There will be no reduction in pensions, but an increase in them, and that is solely thanks to the projected increase in average earnings, the Ministry of Finance announced, on the occasion of yesterday's round table on the Fiscal Strategy of Montenegro.

They state that all participants in the discussion received answers to the findings, "including those who did not wait for them", and that everything was specified.

They say that the increase in the minimum and average salary and, consequently, the increase in pensions is "only one of ten" measures planned by the Fiscal Strategy, as well as that all measures are aimed at increasing the standards of citizens, but also improving the business environment and the competitiveness of the economy.

"The tax reform, which implies a reduction in contributions for pension and disability insurance, which will cost 180 - 200 million euros - is absolutely sustainable and fiscally neutral, because it will be financed from a series of countermeasures foreseen in the Fiscal Strategy, which will enable the growth of revenues, which in the conservative scenario amount to 240 million euros. So, significantly more than necessary for the financing of this reform, which means that there is no 'hole' in the PIO Fund, but stable financing is provided," the announcement states.

The Ministry of Finance points out that the Fiscal Strategy does not foresee an increase in general rates: VAT, income tax, profit tax and the like.

They say that the department, following a "cautious approach to income planning in the medium term", did not calculate the income from the legalization of illegally built buildings, confiscation of illegally acquired property and the like, "and what is expected" in compensatory measures.

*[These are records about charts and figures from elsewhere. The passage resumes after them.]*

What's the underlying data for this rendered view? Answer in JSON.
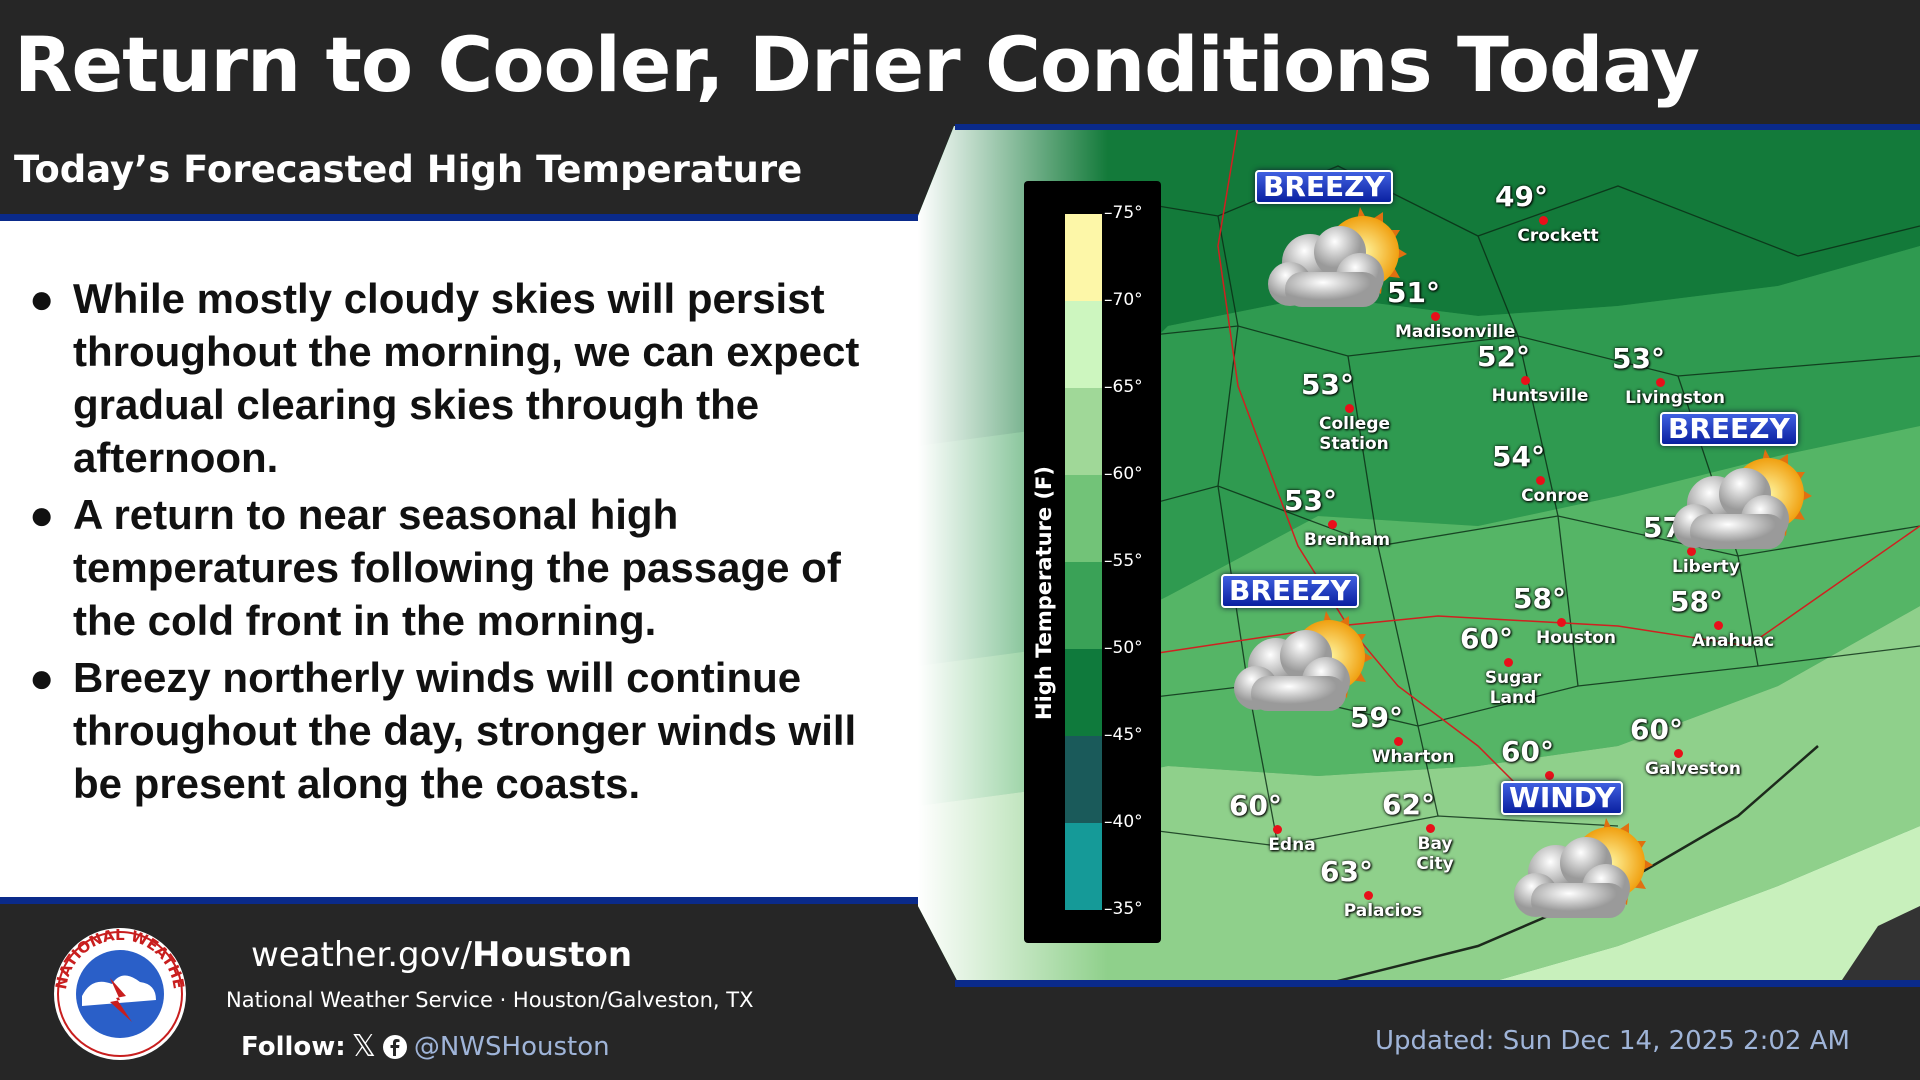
{
  "header": {
    "title": "Return to Cooler, Drier Conditions Today",
    "subtitle": "Today’s Forecasted High Temperature"
  },
  "bullets": [
    "While mostly cloudy skies will persist throughout the morning, we can expect gradual clearing skies through the afternoon.",
    "A return to near seasonal high temperatures following the passage of the cold front in the morning.",
    "Breezy northerly winds will continue throughout the day, stronger winds will be present along the coasts."
  ],
  "bullet_char": "●",
  "legend": {
    "title": "High Temperature (F)",
    "ticks": [
      "75°",
      "70°",
      "65°",
      "60°",
      "55°",
      "50°",
      "45°",
      "40°",
      "35°"
    ],
    "colors": [
      "#fdf7a8",
      "#cdf6bf",
      "#a0d898",
      "#72c378",
      "#3aa257",
      "#0f7a3c",
      "#1a5a5a",
      "#159a98"
    ]
  },
  "cities": [
    {
      "name": "Crockett",
      "temp": "49°"
    },
    {
      "name": "Madisonville",
      "temp": "51°"
    },
    {
      "name": "Huntsville",
      "temp": "52°"
    },
    {
      "name": "Livingston",
      "temp": "53°"
    },
    {
      "name": "College Station",
      "temp": "53°"
    },
    {
      "name": "Conroe",
      "temp": "54°"
    },
    {
      "name": "Brenham",
      "temp": "53°"
    },
    {
      "name": "Liberty",
      "temp": "57°"
    },
    {
      "name": "Houston",
      "temp": "58°"
    },
    {
      "name": "Anahuac",
      "temp": "58°"
    },
    {
      "name": "Sugar Land",
      "temp": "60°"
    },
    {
      "name": "Wharton",
      "temp": "59°"
    },
    {
      "name": "Galveston",
      "temp": "60°"
    },
    {
      "name": "",
      "temp": "60°"
    },
    {
      "name": "Edna",
      "temp": "60°"
    },
    {
      "name": "Bay City",
      "temp": "62°"
    },
    {
      "name": "Palacios",
      "temp": "63°"
    }
  ],
  "badges": [
    "BREEZY",
    "BREEZY",
    "BREEZY",
    "WINDY"
  ],
  "weather_icon": "partly-cloudy-icon",
  "footer": {
    "site_prefix": "weather.gov/",
    "site_bold": "Houston",
    "org": "National Weather Service · Houston/Galveston, TX",
    "follow": "Follow:",
    "handle": "@NWSHouston",
    "updated": "Updated: Sun Dec 14, 2025 2:02 AM",
    "logo_text": "NATIONAL WEATHER SERVICE"
  },
  "colors": {
    "header_bg": "#262626",
    "accent_blue": "#0a2a8a",
    "city_dot": "#e8101a"
  }
}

"The two minimum wages of 600 euros and 800 euros (average 700 euros), depending on the professional qualification of the employee, are the result of the demands of representative representatives of employers within the framework of the mandatory social dialogue that was conducted on the topic of this reform. This led to the optimal model that enables the growth of wages of all employees, not only those employed in the public sector, which we have had the opportunity to witness. This reform is therefore inclusive and positive - for employees and pensioners, as well as for employers, while preserving full macroeconomic and fiscal stability." in the announcement.

"In part of the expressed doubts about the financing of the pension system, once again, for the sake of the citizens, we note that the increase in the minimum and average salary and pension does not require the reform of the Pension and Disability Insurance Fund or the introduction of another pension pillar. All pensions, as before, will be financed exclusively through the Fund PIO. There will be no reduction in pensions, but an increase in them, and that is solely thanks to the projected increase in average earnings," said the finance department.

They also say that all the reforms foreseen in the Fiscal Strategy for the period 2024 - 2027 are fiscally sustainable, and that this is evidenced by the surplus of current budget spending projected for the period 2024 - 2027.

"This means that the 'golden rule' is satisfied that the state finances all current liabilities from current revenues, and Montenegro becomes the country with the lowest labor costs in Europe," the announcement reads.

They also say that the stability of public finances is a priority of the Ministry of Finance,

"This is proven by the achieved results this year: the budget surplus for the period from January to the end of June; budget revenues higher than planned in the period January - June 2024 by 78 million euros; there is no debt for this reform, as there was no increase in the minimum pension in January this year. The loans will be used exclusively for the repayment of old debts and the financing of capital projects; the recorded real GDP growth rate of 4,4 percent is one of the highest in Europe so far at 11,9 percent", they conclude.